Coach Bill Belichick might be the smartest football guy in the history of the sport, but he erred in trading Garoppolo to the San Francisco 49ers for a second-round pick. Forget about the long-term implications; let's focus on the now.
In Super Bowl-or-bust mode, always the case in these parts, Belichick decided to go Brady-or-bust by shipping out Garoppolo in a highly controversial trade. Brady has been terrific this season -- he probably will be named the league's MVP for the third time in his illustrious career -- but he's 40 years old and football is a contact sport.
Guys get hurt, and Brady injured his famous right hand while colliding with a teammate in practice on Wednesday. There's no way he will sit out Sunday, but if he suddenly starts throwing like Blake Bortles, everyone will know he's not right.
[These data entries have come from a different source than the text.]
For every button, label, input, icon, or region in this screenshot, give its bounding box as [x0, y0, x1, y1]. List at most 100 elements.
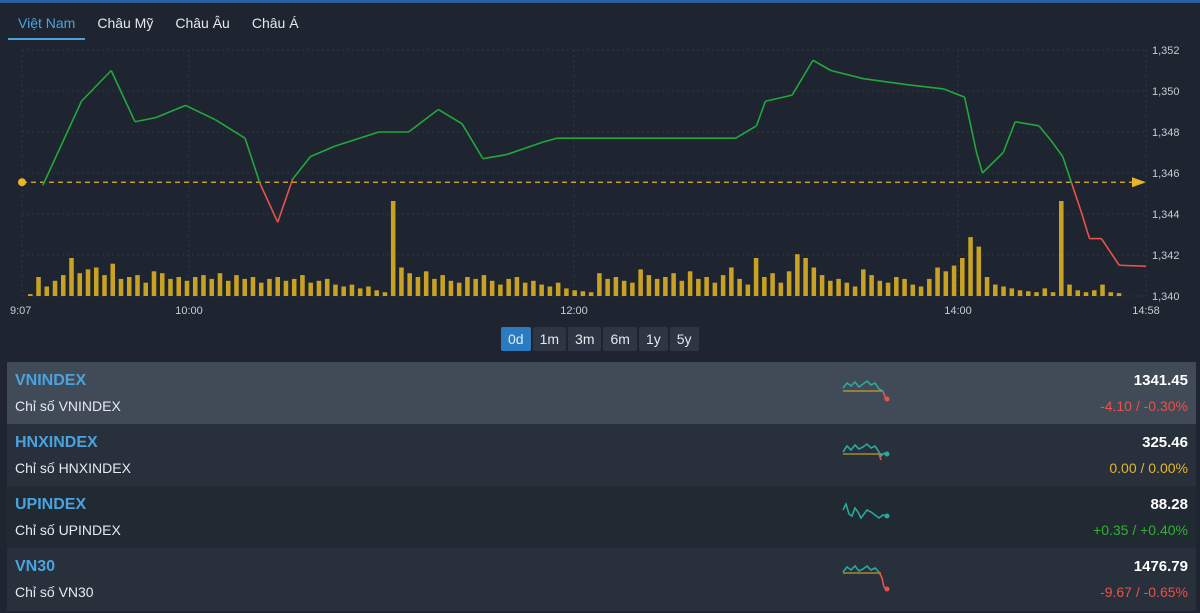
- tab-chau-au[interactable]: Châu Âu: [175, 15, 230, 31]
- index-intraday-chart[interactable]: 1,340 1,342 1,344 1,346 1,348 1,350 1,352 9:07 1…: [0, 44, 1200, 324]
- top-accent-bar: [0, 0, 1200, 3]
- volume-bar: [151, 271, 157, 296]
- range-0d-button[interactable]: 0d: [501, 327, 531, 351]
- x-tick-label: 14:58: [1132, 305, 1160, 317]
- index-symbol[interactable]: VN30: [15, 558, 56, 575]
- volume-bar: [737, 278, 742, 296]
- range-6m-button[interactable]: 6m: [603, 327, 637, 351]
- volume-bar: [60, 275, 66, 296]
- index-row-vn30[interactable]: VN30 Chỉ số VN30 1476.79 -9.67 / -0.65%: [7, 548, 1196, 611]
- price-segment: [1119, 264, 1147, 268]
- region-tabs: Việt Nam Châu Mỹ Châu Âu Châu Á: [8, 8, 311, 40]
- index-price: 88.28: [1150, 496, 1188, 513]
- range-1y-button[interactable]: 1y: [638, 327, 668, 351]
- index-change: -4.10 / -0.30%: [1100, 398, 1188, 414]
- volume-bar: [951, 265, 957, 296]
- index-row-upindex[interactable]: UPINDEX Chỉ số UPINDEX 88.28 +0.35 / +0.…: [7, 486, 1196, 548]
- volume-bar: [819, 275, 825, 296]
- volume-bar: [275, 277, 280, 296]
- price-segment: [155, 104, 186, 119]
- volume-bar: [885, 282, 891, 296]
- volume-bar: [555, 282, 561, 296]
- price-segment: [110, 70, 136, 123]
- volume-bar: [844, 282, 850, 296]
- volume-bar: [374, 290, 379, 296]
- index-symbol[interactable]: HNXINDEX: [15, 434, 98, 451]
- volume-bar: [110, 263, 116, 296]
- volume-bar: [93, 267, 99, 296]
- y-tick-label: 1,352: [1152, 45, 1180, 57]
- volume-bar: [836, 278, 841, 296]
- index-change: 0.00 / 0.00%: [1109, 460, 1188, 476]
- index-list: VNINDEX Chỉ số VNINDEX 1341.45 -4.10 / -…: [7, 362, 1196, 611]
- tab-chau-a[interactable]: Châu Á: [251, 15, 299, 31]
- volume-bar: [77, 273, 83, 296]
- index-row-hnxindex[interactable]: HNXINDEX Chỉ số HNXINDEX 325.46 0.00 / 0…: [7, 424, 1196, 486]
- price-segment: [542, 137, 558, 144]
- y-tick-label: 1,344: [1152, 209, 1180, 221]
- volume-bar: [1050, 292, 1056, 296]
- volume-bar: [993, 284, 998, 296]
- volume-bar: [217, 273, 223, 296]
- volume-bar: [102, 275, 107, 296]
- price-segment: [943, 88, 965, 98]
- volume-bar: [786, 271, 792, 296]
- volume-bar: [630, 282, 635, 296]
- volume-bar: [671, 273, 676, 296]
- volume-bar: [1026, 291, 1031, 296]
- volume-bar: [828, 280, 833, 296]
- volume-bar: [795, 254, 800, 296]
- volume-bar: [704, 277, 709, 296]
- price-segment: [482, 153, 507, 160]
- range-1m-button[interactable]: 1m: [532, 327, 567, 351]
- range-selector: 0d 1m 3m 6m 1y 5y: [501, 327, 701, 351]
- volume-bar: [201, 275, 206, 296]
- volume-bar: [300, 275, 305, 296]
- volume-bar: [720, 275, 726, 296]
- volume-bar: [415, 277, 421, 296]
- range-3m-button[interactable]: 3m: [568, 327, 602, 351]
- volume-bar: [646, 275, 652, 296]
- volume-bar: [572, 290, 577, 296]
- volume-bar: [489, 280, 495, 296]
- volume-bar: [357, 288, 363, 296]
- volume-bar: [564, 288, 569, 296]
- price-segment: [506, 141, 543, 156]
- volume-bar: [943, 271, 949, 296]
- volume-bar: [283, 280, 289, 296]
- volume-bar: [1009, 288, 1015, 296]
- tab-viet-nam[interactable]: Việt Nam: [8, 8, 86, 40]
- y-tick-label: 1,342: [1152, 250, 1180, 262]
- volume-bar: [473, 278, 478, 296]
- index-symbol[interactable]: VNINDEX: [15, 372, 87, 389]
- volume-bar: [514, 277, 520, 296]
- volume-bar: [448, 280, 454, 296]
- index-symbol[interactable]: UPINDEX: [15, 496, 87, 513]
- price-segment: [185, 104, 216, 121]
- price-segment: [259, 182, 279, 223]
- y-tick-label: 1,346: [1152, 168, 1180, 180]
- volume-bar: [531, 280, 536, 296]
- volume-bar: [852, 286, 858, 296]
- volume-bar: [762, 277, 767, 296]
- index-change: +0.35 / +0.40%: [1093, 522, 1188, 538]
- volume-bar: [85, 269, 91, 296]
- index-row-vnindex[interactable]: VNINDEX Chỉ số VNINDEX 1341.45 -4.10 / -…: [7, 362, 1196, 424]
- volume-bar: [52, 280, 58, 296]
- volume-bar: [126, 277, 132, 296]
- tab-chau-my[interactable]: Châu Mỹ: [97, 15, 154, 31]
- volume-bar: [679, 280, 685, 296]
- reference-arrow-icon: [1132, 177, 1146, 188]
- volume-bar: [168, 278, 173, 296]
- volume-bar: [184, 280, 190, 296]
- index-price: 1476.79: [1133, 558, 1188, 575]
- range-5y-button[interactable]: 5y: [669, 327, 699, 351]
- volume-bar: [159, 273, 165, 296]
- volume-bar: [729, 267, 734, 296]
- volume-bar: [597, 273, 602, 296]
- volume-bar: [267, 278, 272, 296]
- volume-bar: [861, 269, 866, 296]
- volume-bar: [613, 277, 619, 296]
- volume-bar: [1108, 292, 1114, 296]
- volume-bar: [778, 282, 784, 296]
Brady's hand will get more TV time than Curt Schilling's right ankle/bloody sock got in the 2004 postseason.
Worse, what if Brady aggravates the injury and can't finish the game?
Belichick will have no choice but to turn to Brian Hoyer, whose only postseason experience was a disaster. Starting for the Houston Texans in 2015, he threw four interceptions and passed for 136 yards in a 30-0 loss to the Kansas City Chiefs.
That would be the Patriots' worst nightmare, and it would shine a harsh light on the Garoppolo trade and the story behind it. ESPN the Magazine recently reported that Belichick wasn't on board with it, and that he was "furious and demoralized" when the deal went down at the trading deadline. The story reported that owner Robert Kraft, perhaps influenced by Brady, ordered the trade. Kraft, in an interview with The MMQB.com, told a conflicting version, saying Belichick was the driving force behind it.
Someone isn't telling the truth.
The Patriots should've kept Garoppolo, who has blossomed into a star, even though it would've meant losing him after the season as a free agent. A third-round compensatory pick in 2019 isn't as good as a second-round pick in 2018, but the risk-reward would've justified the lower compensation.
New England is in the business of winning now, and they left themselves vulnerable. It's ironic, because they've been two steps ahead of the competition for nearly two decades, winning five Super Bowls. This season, they made one move too many, creating their current predicament.
On Thursday, players clammed up, refusing to acknowledge Brady's injury. Before the injury report was released, safety Devin McCourty was asked how Brady looked in practice.
"Tom looks excellent every day," he said. "[He's] one of the best-looking people I've ever met."
They can joke about it now. If Brady isn't Brady and the Patriots fall one game short of the Super Bowl, the offseason fallout could get ugly.